The Chemicals segment delivered a strong performance, with revenue increasing by 11% year-on-year to INR 218.4 crore and EBIT growing by 13% to INR 59.1 crore. This segment successfully maintained its margin profile, reflecting consistent operational efficiency. A significant highlight was the stage-wise commissioning and commercialization of the greenfield resin manufacturing plant at Roha, Maharashtra, which commenced in the last week of September 2025. This INR 450 crore investment is poised to strengthen the company's manufacturing capabilities and global supply of INDION ion exchange resins.
The Consumer Products division saw substantial revenue growth of 24% year-on-year, reaching INR 85.8 crore in Q2 FY26. Despite this growth, the segment reported a loss of INR 2.7 crore, an improvement from INR 3.5 crore loss in the prior year. The company continues to focus on volume growth, maintaining its leadership in the softener segment, and expanding market share through aggressive marketing strategies and new product launches, including alkaline and hydrogen water.
Ion Exchange is actively pursuing several strategic initiatives to drive future growth and enhance profitability. A key development is the strategic partnership with MANN+HUMMEL Water & Membrane Solutions to locally manufacture Hollow-Fiber Ultrafiltration and Membrane Bioreactor membranes in India. This technology licensing agreement, with production at the Goa facility, is expected to reduce import dependence, improve cost efficiency, and strengthen the company's competitive edge in water treatment projects. This initiative aligns with the company's broader strategy of investing in membrane technology as a significant growth area.
The commissioning of the Roha plant is a pivotal step, with management projecting it to reach 25% capacity utilization within the first 12 months and full capacity utilization over the next three to four years. This expansion is crucial for meeting the growing global demand for ion exchange resins. The company is also increasing its investment in standard system facilities to expand its range of innovative, off-the-shelf engineering products.
Management has provided guidance for the second half of FY26, expecting improved performance with engineering margins in the 6-7% range. They anticipate 9-10% year-on-year growth for the Chemical segment for the full year. The focus remains on improving the margin mix in the engineering business by prioritizing higher-margin projects, services, and technology-intensive areas like ultra-pure water and desalination. The company is also committed to disciplined capital allocation, with an estimated CAPEX of INR 80-100 crore (excluding Roha) for the year and an expected INR 40 crore in depreciation for the next year.

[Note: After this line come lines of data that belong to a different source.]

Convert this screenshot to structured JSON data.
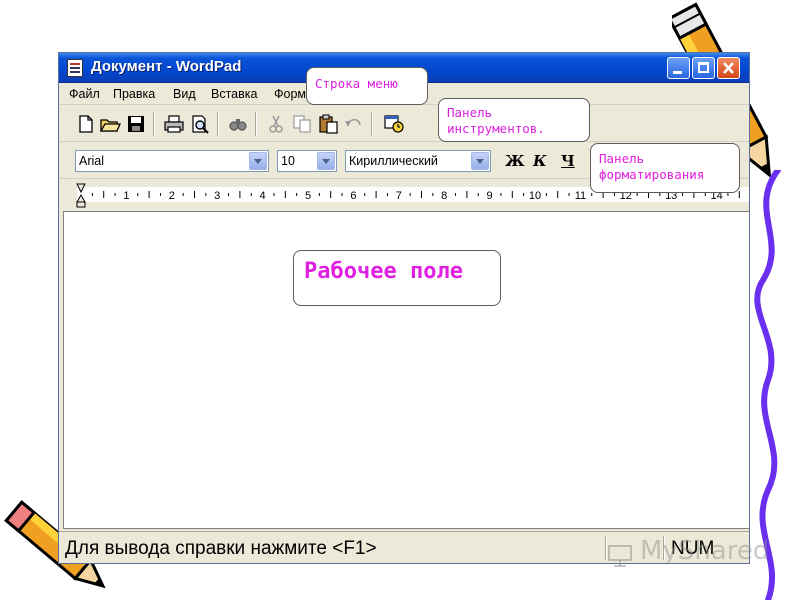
{
  "window": {
    "title": "Документ - WordPad"
  },
  "menubar": {
    "items": [
      "Файл",
      "Правка",
      "Вид",
      "Вставка",
      "Форм"
    ]
  },
  "formatbar": {
    "font": "Arial",
    "size": "10",
    "script": "Кириллический",
    "bold": "Ж",
    "italic": "К",
    "underline": "Ч"
  },
  "ruler": {
    "numbers": [
      "1",
      "2",
      "3",
      "4",
      "5",
      "6",
      "7",
      "8",
      "9",
      "10",
      "11",
      "12",
      "13",
      "14"
    ]
  },
  "statusbar": {
    "help_text": "Для вывода справки нажмите <F1>",
    "num": "NUM"
  },
  "callouts": {
    "menu": "Строка меню",
    "toolbar": "Панель инструментов.",
    "format": "Панель форматирования",
    "work": "Рабочее поле"
  },
  "watermark": "MyShared",
  "colors": {
    "callout_text": "#e020e0",
    "titlebar": "#0247d0",
    "squiggle": "#6a30f0"
  },
  "icons": {
    "toolbar": [
      "new-document-icon",
      "open-folder-icon",
      "save-icon",
      "print-icon",
      "print-preview-icon",
      "find-icon",
      "cut-icon",
      "copy-icon",
      "paste-icon",
      "undo-icon",
      "insert-datetime-icon"
    ]
  }
}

Ion Exchange (India) Limited is clearly in a phase of strategic transformation and investment. While the engineering segment faces short-term margin pressures from legacy projects and competitive pricing, the company's proactive measures—including the Roha plant commissioning, the MANN+HUMMEL partnership, and a focus on high-margin offerings—are designed to build a more resilient and profitable future. The consistent performance of the Chemicals segment and the aggressive expansion in Consumer Products further underscore the company's diversified growth strategy. Ion Exchange is positioning itself to capitalize on the increasing demand for water and environment solutions, both domestically and internationally, with a clear focus on technological leadership and operational excellence.